Diabetes nephropathy is one of the serious microvascular complications that affect the life quality and life span of diabetes patients. By controlling diet, exercising appropriately, and controlling blood sugar, we can achieve self management ability and improve the quality of life. Active health education for patients with diabetes nephropathy is the key to prevent and control diabetes nephropathy.
Health education content
Dietetic guidance
(1) Control the intake of carbohydrates and eat less foods with high carbohydrate content, such as potatoes, bananas, rice, noodles, etc;
(2) High protein diet, using high-quality animal protein, such as fish, shrimp, eggs, milk, etc;
(3) Low salt diet is required to prevent and control hypertension, less than 6g/d, and no salted fish, Salted duck egg, salted vegetables, etc. If there is significant edema and hypertension, the daily salt intake should be controlled at 2-3 grams;
(4) Low fat diet: Eat less foods rich in cholesterol such as various animal viscera, and eat more foods rich in polyunsaturated fatty acids and fatty acids. It is best not to eat fried foods;
(5) Eat more fiber rich and coarse fiber vegetables, such as cabbage, celery, etc.
Sports guidance
In addition to the use of drugs and diet, exercise is also particularly important to prevent the occurrence of diabetes nephropathy and delay the progress of diabetes nephropathy. It can effectively control blood sugar and avoid complications.
Rational movement
Reasonable exercise under the guidance of medical personnel can increase the use of glucose in muscle tissue, facilitate better use of insulin, eliminate excess fat in the body, improve lipid metabolism, reduce weight, adjust heart, lung, nerve and endocrine functions, prevent osteoporosis, prevent and control the occurrence and development of complications of diabetes nephropathy, maintain a happy mood, and increase interest and confidence in life.
Five Movements
(1) Before exercise, prepare safely, measure blood sugar, and determine whether it is suitable for exercise. When exercising, have someone to accompany you, and carry a blood glucose meter, chocolate, or fruit juice with you;
(2) Before exercise, warm up for 5-10 minutes to prevent joint and muscle strain during exercise;
(3) Exercise time: 20-30min; (4) Near the end, it is necessary to do 5 to 10 minutes of relaxation exercise;
(5) If you sweat after exercise, you should change clothes to prevent colds. You should also test blood sugar and make records, including sports items, exercise time, sports venues, and any discomfort.
Sports
When it is inappropriate to exercise when the blood sugar content is lower than 5.5mmol/L or higher than 16.7mmol/L; When the effect of insulin or hypoglycemic drugs reaches a peak; Numbness, tingling, or pain in the feet or lower limbs; When seriously injured; Shortness of breath, dizziness, nausea; When chest, neck, or shoulder pain or tightness occurs; When the visual object is blurred or has blind spots; When suffering from other diseases.

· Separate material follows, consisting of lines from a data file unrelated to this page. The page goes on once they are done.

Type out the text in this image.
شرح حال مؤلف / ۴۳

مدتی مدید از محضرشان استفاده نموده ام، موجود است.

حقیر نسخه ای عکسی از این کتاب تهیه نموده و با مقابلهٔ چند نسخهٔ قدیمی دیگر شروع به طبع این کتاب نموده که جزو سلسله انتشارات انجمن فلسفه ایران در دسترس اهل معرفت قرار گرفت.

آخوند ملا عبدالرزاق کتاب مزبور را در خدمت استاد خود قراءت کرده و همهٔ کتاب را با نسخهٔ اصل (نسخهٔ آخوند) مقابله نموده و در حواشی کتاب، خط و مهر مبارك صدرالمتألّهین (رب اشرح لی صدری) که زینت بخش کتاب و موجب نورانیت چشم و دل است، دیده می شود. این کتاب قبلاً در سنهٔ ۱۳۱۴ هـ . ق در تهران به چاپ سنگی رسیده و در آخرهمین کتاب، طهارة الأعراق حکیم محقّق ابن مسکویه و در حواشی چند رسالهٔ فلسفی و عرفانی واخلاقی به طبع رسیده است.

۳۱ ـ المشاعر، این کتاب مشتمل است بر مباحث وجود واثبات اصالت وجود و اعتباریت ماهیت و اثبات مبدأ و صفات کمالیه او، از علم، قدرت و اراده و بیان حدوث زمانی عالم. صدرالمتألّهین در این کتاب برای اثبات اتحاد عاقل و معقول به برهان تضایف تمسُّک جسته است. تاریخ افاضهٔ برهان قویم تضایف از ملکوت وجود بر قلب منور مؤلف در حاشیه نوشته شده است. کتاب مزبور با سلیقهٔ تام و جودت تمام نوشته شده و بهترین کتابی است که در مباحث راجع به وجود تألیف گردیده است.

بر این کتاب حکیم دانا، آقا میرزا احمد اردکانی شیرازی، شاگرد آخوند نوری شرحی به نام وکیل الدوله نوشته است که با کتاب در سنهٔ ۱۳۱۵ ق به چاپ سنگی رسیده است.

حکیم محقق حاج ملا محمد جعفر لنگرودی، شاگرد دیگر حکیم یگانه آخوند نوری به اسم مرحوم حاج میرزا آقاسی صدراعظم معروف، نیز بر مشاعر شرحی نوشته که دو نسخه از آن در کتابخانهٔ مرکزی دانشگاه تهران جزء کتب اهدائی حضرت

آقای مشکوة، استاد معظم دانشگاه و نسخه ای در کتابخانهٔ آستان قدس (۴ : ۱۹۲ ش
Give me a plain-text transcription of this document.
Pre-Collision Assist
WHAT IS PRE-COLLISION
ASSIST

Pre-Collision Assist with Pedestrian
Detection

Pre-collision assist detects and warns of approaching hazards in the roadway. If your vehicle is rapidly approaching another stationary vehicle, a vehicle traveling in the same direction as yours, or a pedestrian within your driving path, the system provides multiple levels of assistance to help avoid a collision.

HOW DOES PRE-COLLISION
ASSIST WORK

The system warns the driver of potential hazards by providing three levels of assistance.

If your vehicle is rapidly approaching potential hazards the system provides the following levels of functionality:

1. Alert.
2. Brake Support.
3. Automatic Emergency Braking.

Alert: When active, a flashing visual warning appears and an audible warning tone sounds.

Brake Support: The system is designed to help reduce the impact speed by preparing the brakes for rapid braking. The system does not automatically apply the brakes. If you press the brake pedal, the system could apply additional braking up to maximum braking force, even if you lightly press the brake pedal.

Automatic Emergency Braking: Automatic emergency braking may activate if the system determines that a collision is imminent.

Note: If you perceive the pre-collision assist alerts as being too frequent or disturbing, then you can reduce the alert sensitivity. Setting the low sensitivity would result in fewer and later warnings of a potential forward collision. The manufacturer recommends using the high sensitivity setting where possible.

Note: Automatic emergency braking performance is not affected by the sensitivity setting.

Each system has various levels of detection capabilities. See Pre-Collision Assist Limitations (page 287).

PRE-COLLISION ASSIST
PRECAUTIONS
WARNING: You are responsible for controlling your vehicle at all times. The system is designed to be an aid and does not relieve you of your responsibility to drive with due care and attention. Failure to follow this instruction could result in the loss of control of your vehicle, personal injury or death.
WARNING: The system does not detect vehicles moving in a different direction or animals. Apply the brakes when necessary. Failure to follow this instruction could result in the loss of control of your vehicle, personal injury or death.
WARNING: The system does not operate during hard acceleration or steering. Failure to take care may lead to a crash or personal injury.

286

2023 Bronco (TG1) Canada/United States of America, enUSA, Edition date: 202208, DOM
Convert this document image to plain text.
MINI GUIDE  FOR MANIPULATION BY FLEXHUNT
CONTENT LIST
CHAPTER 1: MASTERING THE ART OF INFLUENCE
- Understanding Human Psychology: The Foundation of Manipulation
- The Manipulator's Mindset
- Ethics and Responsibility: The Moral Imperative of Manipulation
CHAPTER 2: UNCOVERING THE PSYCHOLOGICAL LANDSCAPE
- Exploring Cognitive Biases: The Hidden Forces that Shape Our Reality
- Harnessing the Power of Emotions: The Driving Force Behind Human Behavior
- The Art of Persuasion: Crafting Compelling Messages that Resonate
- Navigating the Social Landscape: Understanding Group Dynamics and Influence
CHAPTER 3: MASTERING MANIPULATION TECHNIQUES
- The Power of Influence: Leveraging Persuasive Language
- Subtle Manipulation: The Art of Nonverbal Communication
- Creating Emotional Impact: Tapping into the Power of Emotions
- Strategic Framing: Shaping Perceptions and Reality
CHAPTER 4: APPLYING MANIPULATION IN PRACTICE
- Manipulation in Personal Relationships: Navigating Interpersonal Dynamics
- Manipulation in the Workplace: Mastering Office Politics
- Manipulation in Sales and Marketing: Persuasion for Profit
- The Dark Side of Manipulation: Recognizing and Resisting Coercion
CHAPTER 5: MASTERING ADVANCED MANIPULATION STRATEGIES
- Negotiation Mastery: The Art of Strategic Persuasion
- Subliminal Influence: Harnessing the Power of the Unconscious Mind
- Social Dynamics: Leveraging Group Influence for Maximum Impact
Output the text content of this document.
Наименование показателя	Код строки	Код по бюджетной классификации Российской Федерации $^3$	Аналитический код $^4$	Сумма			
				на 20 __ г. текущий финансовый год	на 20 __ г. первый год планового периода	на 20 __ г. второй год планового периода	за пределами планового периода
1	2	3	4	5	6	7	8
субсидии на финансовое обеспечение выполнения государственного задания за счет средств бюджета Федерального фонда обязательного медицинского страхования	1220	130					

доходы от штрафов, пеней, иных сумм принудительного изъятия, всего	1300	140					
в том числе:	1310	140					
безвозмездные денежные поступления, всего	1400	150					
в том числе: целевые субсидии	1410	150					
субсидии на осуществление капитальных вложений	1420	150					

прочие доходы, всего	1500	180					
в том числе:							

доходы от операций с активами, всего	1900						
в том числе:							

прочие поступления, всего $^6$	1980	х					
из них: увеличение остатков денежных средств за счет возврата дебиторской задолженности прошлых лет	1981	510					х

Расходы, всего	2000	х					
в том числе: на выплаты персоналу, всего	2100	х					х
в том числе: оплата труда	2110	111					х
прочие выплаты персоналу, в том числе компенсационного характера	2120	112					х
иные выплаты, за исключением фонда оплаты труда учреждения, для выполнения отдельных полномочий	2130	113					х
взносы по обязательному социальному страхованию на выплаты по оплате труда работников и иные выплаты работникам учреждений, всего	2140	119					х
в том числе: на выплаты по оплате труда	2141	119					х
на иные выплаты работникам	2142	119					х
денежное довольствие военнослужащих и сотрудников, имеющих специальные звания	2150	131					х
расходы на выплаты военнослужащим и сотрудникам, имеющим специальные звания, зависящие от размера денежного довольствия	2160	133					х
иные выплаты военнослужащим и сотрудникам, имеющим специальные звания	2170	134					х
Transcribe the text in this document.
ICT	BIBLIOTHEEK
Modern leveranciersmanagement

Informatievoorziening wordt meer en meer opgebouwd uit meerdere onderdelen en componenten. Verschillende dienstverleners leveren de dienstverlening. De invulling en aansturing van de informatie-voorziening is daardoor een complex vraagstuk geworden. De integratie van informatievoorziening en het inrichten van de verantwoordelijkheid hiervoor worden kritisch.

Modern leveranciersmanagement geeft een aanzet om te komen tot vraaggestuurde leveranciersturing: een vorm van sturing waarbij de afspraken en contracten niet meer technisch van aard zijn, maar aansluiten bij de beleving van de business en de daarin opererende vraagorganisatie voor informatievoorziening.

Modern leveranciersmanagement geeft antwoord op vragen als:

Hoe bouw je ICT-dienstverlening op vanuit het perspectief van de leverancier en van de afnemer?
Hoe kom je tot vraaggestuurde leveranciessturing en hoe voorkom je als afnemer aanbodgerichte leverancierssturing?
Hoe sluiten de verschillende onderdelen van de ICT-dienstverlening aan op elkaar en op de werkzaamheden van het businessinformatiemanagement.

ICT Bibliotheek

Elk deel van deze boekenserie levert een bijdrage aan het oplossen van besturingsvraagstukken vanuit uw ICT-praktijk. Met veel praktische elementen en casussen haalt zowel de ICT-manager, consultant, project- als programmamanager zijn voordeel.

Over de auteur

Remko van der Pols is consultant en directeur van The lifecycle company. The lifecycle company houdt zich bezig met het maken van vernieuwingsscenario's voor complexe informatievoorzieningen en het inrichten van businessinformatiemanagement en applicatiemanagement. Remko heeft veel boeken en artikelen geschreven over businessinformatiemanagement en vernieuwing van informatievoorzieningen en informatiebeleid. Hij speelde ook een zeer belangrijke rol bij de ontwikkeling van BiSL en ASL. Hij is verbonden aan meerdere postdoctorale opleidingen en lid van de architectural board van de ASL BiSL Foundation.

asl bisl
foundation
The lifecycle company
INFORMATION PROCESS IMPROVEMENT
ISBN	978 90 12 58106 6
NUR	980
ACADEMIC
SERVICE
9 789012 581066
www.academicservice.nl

How to avoid hypoglycemia during exercise? Before exercise, maintain blood glucose between 5.5mmol/L and 16.7mmol/L; Take candy or Dim sum with you when you exercise. If you feel flustered, dizzy and other discomfort, you should supplement sugar or Dim sum as soon as possible. If it still does not alleviate, you should timely monitor blood sugar or go to the hospital; Exercise 1-2 hours after meals as much as possible; Do not exercise for a long time on an empty stomach; Exercise time should be avoided at the peak of drug action after medication or insulin injection to avoid causing hypoglycemia.
For patients with diabetes nephropathy, the choice of exercise mode should choose contact and non competitive sports, especially those that utilize leg muscles, such as low-intensity, short time walking, jogging, qigong, taijiquan, social dance, radio calisthenics, yoga, etc.
Self monitoring of blood sugar and blood pressure
Strict control of blood glucose can significantly delay the progression of diabetes nephropathy. The control of hyperglycemia must strictly meet the standard. The fasting blood glucose should be<6.1 mmol/L, and the postprandial blood glucose should be<8.0 mmol/L. The renal function and urinary microalbumin of patients with diabetes nephropathy should be tested once every 3-6 months, and drugs that damage the kidney should be avoided.
Blood pressure and blood pressure should be controlled below 130/80mmHg, which can reduce the high filtration, high perfusion and high pressure of diabetes nephropathy, and can delay the development of nephropathy and the process of renal insufficiency.